The exact process through which CBD is attenuating seizure onset is the subject of current speculation and not understood on even a basic level. As Cilio notes, “[pathways] may include modulation of equilibrative nucleoside transporter, the orphan G-protein-coupled protein receptor, and the transient receptor potential of melastatin type 8 channel.” Another study, performed by the Shahid Beheshti University of Medical Sciences in Tehran, recently explored the role of CBD-triggered potassium BK channels in anticonvulsant effects. After noticing similar behavior between CBD and paxilline, a potassium BK channel blocker, the group has speculated that this is the function underlying anticonvulsive properties.
At the Cornerstone blog, we tend to error on the side of being overly conservative, reporting only what has been well-documented in peer-reviewed research journals and being careful to note ways in which data could be misinterpreted. We are not simply cheerleaders for cannabis; we are cheerleaders for a future in which all patients can receive the most effective and safe treatment available, which may include cannabis or cannabinoids. In this case, with the lack of numerous studies, we can only speculate what the future will hold for the medical future of CBD and epilepsy. Yet, the anecdotal evidence at this time is so pronounced and striking, it seems almost inevitable that the family of phytocannabinoids, such as CBD, will eventually be adopted into mainstream medicine. In the meantime, we await science to take a more measured, calculated approach to determining how these chemicals affect our bodies as a whole, and in what ways they can be reproduced, concentrated, and standardized effectively.

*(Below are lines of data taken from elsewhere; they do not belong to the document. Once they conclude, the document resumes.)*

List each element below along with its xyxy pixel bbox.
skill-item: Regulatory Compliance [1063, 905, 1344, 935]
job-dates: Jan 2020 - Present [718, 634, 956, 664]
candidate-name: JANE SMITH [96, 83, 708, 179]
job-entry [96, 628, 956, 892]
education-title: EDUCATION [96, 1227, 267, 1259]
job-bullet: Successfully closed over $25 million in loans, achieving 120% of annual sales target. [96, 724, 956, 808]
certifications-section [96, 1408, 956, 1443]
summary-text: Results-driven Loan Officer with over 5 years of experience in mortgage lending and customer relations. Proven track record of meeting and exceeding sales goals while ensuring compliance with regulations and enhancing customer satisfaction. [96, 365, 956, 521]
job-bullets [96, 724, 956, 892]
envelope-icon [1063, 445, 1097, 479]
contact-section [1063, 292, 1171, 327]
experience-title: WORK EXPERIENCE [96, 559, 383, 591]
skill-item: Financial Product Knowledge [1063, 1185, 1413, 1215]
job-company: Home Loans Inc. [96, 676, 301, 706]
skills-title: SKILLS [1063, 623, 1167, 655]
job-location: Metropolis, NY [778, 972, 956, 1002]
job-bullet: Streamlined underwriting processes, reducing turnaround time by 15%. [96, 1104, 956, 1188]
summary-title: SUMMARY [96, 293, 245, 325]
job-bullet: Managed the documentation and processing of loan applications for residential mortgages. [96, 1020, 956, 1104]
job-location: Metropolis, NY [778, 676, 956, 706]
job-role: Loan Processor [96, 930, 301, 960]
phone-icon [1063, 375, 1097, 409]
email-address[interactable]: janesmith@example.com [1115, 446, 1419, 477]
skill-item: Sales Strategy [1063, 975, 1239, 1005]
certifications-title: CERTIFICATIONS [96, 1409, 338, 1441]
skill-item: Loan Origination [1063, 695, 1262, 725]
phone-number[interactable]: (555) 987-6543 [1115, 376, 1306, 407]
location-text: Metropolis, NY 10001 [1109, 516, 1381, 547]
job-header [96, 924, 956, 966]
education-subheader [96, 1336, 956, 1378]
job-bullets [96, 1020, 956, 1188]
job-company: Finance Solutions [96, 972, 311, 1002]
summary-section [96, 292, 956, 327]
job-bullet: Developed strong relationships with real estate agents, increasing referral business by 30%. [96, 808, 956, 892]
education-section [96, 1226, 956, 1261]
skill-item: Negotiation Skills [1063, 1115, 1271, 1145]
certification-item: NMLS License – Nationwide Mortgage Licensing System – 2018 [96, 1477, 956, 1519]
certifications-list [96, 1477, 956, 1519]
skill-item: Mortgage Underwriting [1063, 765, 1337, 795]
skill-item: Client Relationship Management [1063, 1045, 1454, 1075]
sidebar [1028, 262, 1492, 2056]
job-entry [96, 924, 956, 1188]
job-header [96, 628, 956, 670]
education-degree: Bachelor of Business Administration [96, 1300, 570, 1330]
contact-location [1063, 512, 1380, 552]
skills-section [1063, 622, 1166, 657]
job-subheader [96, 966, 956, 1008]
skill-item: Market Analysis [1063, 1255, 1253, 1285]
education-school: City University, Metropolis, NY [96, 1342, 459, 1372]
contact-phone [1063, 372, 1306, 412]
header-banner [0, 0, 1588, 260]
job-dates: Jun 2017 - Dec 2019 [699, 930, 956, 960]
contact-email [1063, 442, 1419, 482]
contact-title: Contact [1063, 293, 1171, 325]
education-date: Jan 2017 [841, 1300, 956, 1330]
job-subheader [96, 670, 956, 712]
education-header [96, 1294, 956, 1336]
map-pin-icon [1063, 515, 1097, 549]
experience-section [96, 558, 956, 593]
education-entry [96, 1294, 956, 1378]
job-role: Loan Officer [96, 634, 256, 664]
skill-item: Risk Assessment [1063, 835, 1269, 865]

Maria Roberta Cilio, Elizabeth A. Thiele, and Orrin Devinsky. (2014) The case for assessing cannabidiol in epilepsy. Epilepsia, 55(6):787-790. DOI: 10.1111/epi.12635
Brenda Porter, Catherine Jacobson. (2013) Report of a parent survey of cannabidiol-enriched cannabis use in pediatric treatment-resistant epilepsy. Epilepsy & Behavior 29 (2013) 574-577.
Joseph Sirven. (2013) Editorial: Medical marijuana for epilepsy – Winds of change. Epilepsy & Behavior 29 (2013) 435-436.
Zahra Shirazi-zand, Leila Ahmad-Molaei, Fereshteh Motamedi, and Nima Naderi. (2013) The role of potassium BK channels in anticonvulsant effect of cannabidiol in pentylenetetrazole and maximal electroshock models of seizure in mice. Epilepsy & Behavior 28 (2013) 1-7.